The biggest challenge for Inferno is that a significant part of the previous films’ appeal was the exploration of bizarre conspiracies about religious and papal history. Here, the Dante stuff is just a superficial gimmick for a thoroughly average techno-thriller. The classical art angle doesn’t reveal any shocking conspiracies about religious history this time – it’s just the thinnest excuse yet for Hanks to babble apocryphal trivia about Dante’s Inferno to whomever happens to be standing next to him. If Foster’s character had just been obsessed with The Smiths instead of Dante, Inferno would consist of Tom Hanks and Felicity Jones running hurriedly into used record shops, flipping through reams of vinyl for clues while Hanks spouted reams of exposition about Morrissey’s secret past.
All things considered, Inferno is made well enough, which is the only benchmark of quality one can truly expect from a Ron Howard film – after all, he’s made a cottage industry out of competent mediocrity. Howard gets to have some fun in the first few minutes, as the disoriented, amnesiac Langdon wanders through genuinely disturbing images of the Apocalypse as he wakes from his injuries. Unfortunately, nothing nearly that interesting pops up again during the film’s remaining two hours, Howard content to let the sumptuous Italian architecture do much of the work for him while a chirpy, overbearing Hans Zimmer score drones overhead.
David Koepp’s script is also repetitive in a way the other two films weren’t; while the comparative paring down of the plot into a largely straightforward chase narrative is admirable, the non-stop sequence of “Leads run from bad guys to place > find next clue and explain it to each other > bad guys come back and shoot at them, so leads run while continuing to explain” becomes incredibly tiresome as the film goes on. Even some weak-sauce reveals late in the film (which anyone with a brain will be able to guess from the get-go) fail to add anything interesting to the proceedings.
On top of that, the film takes itself so incredibly seriously that it’s hard to even appreciate the multiplying absurdities of the story on a camp level. As soon as a manipulated map of Dante’s Inferno appears through a mini-projector encased in carved human bone, which itself is hidden in a ‘bio-tube’ keyed only to Langdon’s fingerprint, and you don’t laugh, you know you’re in trouble.

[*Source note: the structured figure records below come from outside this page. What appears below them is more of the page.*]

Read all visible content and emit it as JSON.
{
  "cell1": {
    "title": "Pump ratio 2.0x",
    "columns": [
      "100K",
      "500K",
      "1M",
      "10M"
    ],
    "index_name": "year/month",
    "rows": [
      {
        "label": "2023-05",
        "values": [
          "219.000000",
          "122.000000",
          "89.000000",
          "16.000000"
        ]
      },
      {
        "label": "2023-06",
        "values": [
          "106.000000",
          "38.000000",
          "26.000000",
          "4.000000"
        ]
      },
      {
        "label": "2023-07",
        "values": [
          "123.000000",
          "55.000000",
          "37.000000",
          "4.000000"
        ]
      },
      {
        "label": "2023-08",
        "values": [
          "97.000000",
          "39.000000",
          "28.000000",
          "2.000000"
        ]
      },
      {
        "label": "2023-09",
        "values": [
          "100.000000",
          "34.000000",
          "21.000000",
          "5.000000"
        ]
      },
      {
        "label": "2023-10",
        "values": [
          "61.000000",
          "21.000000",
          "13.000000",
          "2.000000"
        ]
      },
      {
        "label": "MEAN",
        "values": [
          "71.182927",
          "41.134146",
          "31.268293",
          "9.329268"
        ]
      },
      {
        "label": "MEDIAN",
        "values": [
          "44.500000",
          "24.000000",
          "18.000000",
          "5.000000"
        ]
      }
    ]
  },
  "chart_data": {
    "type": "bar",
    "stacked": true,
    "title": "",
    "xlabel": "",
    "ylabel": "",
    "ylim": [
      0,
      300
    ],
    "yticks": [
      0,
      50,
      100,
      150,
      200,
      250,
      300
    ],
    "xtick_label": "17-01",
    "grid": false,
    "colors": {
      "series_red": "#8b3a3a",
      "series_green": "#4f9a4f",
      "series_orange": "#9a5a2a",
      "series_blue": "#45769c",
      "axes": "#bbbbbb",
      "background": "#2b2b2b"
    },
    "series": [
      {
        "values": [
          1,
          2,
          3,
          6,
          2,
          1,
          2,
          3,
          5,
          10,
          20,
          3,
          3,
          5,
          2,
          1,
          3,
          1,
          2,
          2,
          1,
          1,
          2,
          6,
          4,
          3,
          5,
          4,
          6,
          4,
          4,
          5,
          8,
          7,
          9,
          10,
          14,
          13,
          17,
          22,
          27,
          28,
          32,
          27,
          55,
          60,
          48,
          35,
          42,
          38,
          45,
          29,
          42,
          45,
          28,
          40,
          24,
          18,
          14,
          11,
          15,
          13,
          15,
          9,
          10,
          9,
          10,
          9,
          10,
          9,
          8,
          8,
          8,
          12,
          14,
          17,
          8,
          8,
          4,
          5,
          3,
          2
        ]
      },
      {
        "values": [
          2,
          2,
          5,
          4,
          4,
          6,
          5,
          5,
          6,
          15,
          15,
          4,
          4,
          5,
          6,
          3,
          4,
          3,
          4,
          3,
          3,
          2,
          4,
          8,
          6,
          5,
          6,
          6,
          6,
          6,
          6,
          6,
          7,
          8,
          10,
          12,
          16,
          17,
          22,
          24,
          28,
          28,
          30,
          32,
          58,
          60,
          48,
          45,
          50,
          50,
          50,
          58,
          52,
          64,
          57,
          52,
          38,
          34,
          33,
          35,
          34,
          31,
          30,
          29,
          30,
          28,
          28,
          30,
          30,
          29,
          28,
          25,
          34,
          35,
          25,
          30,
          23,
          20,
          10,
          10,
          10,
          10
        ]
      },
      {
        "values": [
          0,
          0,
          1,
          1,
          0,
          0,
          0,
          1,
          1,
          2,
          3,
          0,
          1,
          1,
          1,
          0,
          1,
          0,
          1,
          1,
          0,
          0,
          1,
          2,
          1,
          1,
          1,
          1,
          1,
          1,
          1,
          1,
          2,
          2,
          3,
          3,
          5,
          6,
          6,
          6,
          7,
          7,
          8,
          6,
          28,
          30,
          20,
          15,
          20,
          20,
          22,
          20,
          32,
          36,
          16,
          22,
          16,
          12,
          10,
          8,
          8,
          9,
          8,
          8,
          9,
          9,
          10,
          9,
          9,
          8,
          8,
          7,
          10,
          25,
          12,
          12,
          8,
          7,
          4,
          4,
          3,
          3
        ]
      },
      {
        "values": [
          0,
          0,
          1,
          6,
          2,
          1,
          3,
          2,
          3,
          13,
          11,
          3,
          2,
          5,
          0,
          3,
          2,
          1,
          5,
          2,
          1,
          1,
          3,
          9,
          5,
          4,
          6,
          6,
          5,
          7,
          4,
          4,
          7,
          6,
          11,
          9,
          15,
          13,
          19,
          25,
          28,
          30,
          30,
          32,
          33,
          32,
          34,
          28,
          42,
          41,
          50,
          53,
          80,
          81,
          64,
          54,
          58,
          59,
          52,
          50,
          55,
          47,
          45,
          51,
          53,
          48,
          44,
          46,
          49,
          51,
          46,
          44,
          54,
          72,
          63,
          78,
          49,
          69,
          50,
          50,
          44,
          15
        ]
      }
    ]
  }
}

Inferno, much like its predecessors, simply can’t work its way out of the disappointing middle ground between a slick, technically competent thriller and tongue-in-cheek absurdity. After all, its problems lie in the source material – paper-thin, overly convoluted tales meant to fool less scrupulous audiences into thinking they’re watching something complex and learning something about history in the process. As it stands, Howard’s Brown adaptations feel like the dour cousin of the National Treasure movies – a series that enjoyably embraces the ridiculousness of its pseudo-historical claptrap. Basically, what I’m saying is that a Tom Hanks-Nicolas Cage team-up could very well save this series.